Even if you’re using ECS EC2 and have access to the /var/log/ecs logs, it doesn’t help. There are informational messages about successfully created network devices, not about failure.

$ tail -f /var/log/ecs/*.log*
==> ecs-cni-eni-plugin.log.2022-03-09-01 <==
2022-03-09T01:52:03Z [INFO] Found network device for the ENI (mac address=06:6f:1c:4a:40:9f): eth1
2022-03-09T01:52:03Z [INFO] ENI 06:6f:1c:4a:40:9f (device name=eth1) has been assigned to the container's namespace

==> ecs-init.log <==
2022-03-07T05:44:56Z [INFO] Starting Amazon Elastic Container Service Agent

==> ecs-volume-plugin.log <==
level=info time=2022-03-07T05:44:23Z msg="Loading plugin state information"
level=info time=2022-03-07T05:44:23Z msg="Starting volume plugin.."

==> ecs-agent.log <==
level=info time=2022-03-09T13:34:17Z msg="TCS Websocket connection closed for a valid reason" module=handler.go
level=info time=2022-03-09T13:34:17Z msg="Using cached DiscoverPollEndpoint. endpoint=https://ecs-a-5.us-west-2.amazonaws.com/ telemetryEndpoint=https://ecs-t-5.us-west-2.amazonaws.com/ containerInstanceARN=arn:aws:ecs:us-west-2:111111111111:container-instance/dev/0fa40593bbc740fb94680b9383e0f3df" module=client.go
level=info time=2022-03-09T13:34:17Z msg="Establishing a Websocket connection to https://ecs-t-5.us-west-2.amazonaws.com/ws?agentHash=ed81f6b4&agentVersion=1.59.0&cluster=dev&containerInstance=arn%3Aaws%3Aecs%3Aus-west-2%3A111111111111%3Acontainer-instance%2Fdev%2F0fa40593bbc740fb94680b9383e0f3df&dockerVersion=20.10.7" module=client.go
level=info time=2022-03-09T13:34:17Z msg="Connected to TCS endpoint" module=handler.go
level=info time=2022-03-09T13:36:20Z msg="Managed task at steady state" taskARN="arn:aws:ecs:us-west-2:111111111111:task/dev/0445aac323b74cba933c6f3d8c767d4e" knownStatus="RUNNING"

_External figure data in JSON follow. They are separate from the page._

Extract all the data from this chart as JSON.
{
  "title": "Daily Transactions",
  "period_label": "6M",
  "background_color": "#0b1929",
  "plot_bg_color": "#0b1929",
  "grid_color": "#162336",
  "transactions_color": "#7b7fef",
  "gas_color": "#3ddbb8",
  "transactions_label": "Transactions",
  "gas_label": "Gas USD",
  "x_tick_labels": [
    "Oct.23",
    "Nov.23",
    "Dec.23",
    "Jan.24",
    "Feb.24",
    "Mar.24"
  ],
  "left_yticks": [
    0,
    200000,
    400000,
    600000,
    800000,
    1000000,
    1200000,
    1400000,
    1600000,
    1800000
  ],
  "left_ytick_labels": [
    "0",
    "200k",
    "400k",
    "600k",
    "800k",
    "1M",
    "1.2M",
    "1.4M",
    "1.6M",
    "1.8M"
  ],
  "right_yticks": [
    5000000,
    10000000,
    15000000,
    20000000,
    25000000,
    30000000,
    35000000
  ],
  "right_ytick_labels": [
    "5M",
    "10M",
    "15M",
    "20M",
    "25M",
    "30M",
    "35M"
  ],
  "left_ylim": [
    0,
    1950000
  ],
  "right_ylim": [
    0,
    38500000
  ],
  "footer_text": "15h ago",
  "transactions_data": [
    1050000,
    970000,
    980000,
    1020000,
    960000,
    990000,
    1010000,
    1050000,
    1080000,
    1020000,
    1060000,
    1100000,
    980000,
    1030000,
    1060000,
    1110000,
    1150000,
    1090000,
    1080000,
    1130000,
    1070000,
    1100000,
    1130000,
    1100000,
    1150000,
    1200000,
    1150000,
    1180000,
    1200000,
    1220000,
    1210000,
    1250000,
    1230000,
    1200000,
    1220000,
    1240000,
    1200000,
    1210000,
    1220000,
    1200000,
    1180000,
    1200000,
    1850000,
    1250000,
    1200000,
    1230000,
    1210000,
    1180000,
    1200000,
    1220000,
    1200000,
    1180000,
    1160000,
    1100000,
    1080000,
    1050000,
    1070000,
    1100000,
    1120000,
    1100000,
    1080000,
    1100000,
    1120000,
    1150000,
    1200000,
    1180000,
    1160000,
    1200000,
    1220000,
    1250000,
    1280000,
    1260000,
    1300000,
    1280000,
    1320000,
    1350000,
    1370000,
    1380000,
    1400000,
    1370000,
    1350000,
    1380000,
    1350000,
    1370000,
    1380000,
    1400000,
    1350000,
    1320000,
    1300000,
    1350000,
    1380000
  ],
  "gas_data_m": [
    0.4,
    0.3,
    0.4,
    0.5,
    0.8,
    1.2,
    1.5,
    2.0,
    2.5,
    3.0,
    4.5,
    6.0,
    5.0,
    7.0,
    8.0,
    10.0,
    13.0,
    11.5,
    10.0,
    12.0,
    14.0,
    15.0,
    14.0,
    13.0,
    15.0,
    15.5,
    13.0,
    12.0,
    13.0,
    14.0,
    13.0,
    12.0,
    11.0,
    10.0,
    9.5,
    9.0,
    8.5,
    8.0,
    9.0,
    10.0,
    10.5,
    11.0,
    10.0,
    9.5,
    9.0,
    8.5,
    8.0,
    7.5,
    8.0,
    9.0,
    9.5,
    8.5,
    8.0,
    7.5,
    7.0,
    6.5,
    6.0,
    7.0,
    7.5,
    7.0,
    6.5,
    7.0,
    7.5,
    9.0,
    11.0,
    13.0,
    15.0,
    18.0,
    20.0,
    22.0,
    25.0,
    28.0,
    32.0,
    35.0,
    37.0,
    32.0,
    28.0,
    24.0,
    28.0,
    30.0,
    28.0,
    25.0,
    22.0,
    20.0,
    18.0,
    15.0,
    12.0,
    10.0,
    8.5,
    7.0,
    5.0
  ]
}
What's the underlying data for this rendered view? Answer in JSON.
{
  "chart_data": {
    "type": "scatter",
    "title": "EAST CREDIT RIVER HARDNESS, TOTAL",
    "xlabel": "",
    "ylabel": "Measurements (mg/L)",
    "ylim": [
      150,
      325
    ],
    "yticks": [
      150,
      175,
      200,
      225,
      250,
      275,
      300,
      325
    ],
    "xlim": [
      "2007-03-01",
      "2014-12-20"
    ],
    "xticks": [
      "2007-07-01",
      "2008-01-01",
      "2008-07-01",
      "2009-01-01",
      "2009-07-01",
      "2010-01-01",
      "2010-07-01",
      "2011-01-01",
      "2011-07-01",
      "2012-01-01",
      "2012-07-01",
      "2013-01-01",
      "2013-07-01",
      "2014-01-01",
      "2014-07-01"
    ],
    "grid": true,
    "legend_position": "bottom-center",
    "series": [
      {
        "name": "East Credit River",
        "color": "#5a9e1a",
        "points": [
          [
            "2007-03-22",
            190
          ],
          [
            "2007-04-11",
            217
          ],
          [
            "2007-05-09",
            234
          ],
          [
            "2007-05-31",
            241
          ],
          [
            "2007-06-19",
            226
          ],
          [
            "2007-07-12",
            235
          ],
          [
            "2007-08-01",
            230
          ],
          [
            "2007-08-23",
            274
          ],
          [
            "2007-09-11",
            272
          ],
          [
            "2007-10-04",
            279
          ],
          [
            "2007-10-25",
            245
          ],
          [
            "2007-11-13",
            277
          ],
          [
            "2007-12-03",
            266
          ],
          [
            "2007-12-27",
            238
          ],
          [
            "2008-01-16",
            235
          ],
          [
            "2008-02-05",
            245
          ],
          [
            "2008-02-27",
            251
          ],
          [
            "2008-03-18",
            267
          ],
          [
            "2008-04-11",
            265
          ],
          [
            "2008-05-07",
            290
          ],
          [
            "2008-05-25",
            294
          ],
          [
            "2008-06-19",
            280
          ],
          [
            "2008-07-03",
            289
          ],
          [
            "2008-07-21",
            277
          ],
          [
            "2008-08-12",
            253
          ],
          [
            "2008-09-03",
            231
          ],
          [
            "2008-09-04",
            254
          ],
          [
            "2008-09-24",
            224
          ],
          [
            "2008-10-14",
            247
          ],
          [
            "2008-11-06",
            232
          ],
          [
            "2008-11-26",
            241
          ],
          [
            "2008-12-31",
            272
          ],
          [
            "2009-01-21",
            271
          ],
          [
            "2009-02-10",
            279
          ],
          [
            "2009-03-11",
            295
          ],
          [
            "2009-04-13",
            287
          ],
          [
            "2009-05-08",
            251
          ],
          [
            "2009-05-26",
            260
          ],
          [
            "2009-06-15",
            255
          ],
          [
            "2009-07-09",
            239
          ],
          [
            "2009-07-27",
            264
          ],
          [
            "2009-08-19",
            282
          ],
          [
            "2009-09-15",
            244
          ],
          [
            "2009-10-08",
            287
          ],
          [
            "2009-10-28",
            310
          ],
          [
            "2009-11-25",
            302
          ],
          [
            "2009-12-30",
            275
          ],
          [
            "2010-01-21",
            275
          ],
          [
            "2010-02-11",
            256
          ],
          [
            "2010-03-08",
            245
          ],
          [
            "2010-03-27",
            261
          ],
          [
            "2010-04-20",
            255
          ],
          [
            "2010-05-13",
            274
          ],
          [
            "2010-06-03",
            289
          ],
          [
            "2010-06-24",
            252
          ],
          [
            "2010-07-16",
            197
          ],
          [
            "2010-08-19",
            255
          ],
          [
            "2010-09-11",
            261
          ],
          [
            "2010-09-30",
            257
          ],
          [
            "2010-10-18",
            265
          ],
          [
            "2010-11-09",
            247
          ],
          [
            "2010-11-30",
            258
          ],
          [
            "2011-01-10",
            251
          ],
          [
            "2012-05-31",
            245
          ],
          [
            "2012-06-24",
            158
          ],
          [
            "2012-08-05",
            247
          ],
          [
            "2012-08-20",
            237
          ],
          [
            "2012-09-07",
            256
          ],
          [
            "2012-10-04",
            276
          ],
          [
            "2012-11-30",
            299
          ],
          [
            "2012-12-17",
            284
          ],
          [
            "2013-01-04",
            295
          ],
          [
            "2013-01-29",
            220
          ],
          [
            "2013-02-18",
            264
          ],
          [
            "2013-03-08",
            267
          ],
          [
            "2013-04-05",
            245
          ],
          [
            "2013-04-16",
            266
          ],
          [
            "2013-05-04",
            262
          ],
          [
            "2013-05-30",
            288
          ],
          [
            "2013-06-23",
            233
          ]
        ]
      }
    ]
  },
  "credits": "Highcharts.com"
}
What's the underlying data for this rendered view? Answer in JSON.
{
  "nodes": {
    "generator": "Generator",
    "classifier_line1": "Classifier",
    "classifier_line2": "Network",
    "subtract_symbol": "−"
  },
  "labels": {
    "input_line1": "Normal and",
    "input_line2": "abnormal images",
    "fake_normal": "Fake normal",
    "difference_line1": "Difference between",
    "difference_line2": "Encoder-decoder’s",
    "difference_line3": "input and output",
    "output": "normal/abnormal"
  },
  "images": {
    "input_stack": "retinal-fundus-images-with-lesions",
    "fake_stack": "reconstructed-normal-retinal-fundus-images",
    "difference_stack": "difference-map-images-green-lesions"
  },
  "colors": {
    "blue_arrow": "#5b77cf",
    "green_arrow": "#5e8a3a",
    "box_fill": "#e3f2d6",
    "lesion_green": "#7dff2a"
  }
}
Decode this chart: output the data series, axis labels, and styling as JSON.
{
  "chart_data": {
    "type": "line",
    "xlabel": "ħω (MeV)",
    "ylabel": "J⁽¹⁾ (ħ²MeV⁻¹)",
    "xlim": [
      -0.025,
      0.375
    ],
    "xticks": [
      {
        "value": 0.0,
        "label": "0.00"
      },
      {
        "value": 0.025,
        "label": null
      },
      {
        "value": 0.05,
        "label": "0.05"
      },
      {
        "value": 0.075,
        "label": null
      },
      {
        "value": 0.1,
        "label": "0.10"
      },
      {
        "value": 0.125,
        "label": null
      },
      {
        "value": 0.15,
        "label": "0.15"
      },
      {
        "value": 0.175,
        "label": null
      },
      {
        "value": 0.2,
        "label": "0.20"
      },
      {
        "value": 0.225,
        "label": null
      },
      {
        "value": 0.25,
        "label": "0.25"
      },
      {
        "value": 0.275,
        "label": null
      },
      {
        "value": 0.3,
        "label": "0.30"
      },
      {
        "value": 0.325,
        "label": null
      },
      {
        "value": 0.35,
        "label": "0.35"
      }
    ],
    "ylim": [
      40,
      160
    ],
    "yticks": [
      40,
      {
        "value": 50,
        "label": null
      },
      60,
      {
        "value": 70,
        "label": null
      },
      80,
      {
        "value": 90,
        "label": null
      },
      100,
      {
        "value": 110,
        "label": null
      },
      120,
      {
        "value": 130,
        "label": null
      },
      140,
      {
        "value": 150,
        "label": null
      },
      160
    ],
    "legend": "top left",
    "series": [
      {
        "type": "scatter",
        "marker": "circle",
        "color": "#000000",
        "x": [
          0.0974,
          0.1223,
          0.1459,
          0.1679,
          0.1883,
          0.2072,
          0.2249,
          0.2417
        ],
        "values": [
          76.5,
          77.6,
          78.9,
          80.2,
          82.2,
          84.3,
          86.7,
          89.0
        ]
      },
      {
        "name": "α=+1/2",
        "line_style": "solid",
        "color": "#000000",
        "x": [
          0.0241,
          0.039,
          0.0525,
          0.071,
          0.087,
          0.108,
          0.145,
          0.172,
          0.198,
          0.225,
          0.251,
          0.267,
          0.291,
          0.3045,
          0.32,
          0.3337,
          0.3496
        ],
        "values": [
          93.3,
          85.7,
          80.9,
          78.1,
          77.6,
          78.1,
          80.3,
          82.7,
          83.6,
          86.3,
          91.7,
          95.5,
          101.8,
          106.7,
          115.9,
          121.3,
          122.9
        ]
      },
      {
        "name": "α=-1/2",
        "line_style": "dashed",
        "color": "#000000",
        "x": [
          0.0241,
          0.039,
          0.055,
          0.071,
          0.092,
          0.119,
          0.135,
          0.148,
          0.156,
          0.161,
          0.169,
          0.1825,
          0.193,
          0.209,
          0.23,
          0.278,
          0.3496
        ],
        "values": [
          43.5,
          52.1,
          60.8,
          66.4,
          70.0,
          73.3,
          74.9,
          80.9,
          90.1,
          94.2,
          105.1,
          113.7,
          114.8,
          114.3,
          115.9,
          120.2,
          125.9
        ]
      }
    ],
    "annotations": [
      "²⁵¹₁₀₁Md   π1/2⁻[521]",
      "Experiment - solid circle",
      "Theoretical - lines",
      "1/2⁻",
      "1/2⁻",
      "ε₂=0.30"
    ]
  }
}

Sometimes you may get a error that is more useful. Example:

Service demo-web-dev was unable to place a task because no container instance met all of its requirements.

And depending on the error ECS will surface a useful reason.

Reason: No Container Instances were found in your cluster.

It depends on the error. Also see: How do I resolve the “[AWS service] was unable to place a task because no container instance met all of its requirements” error in Amazon ECS?

If you need the awsvpc feature, the “Task failed to start” is just something to be aware of. Knowing what to look for can help.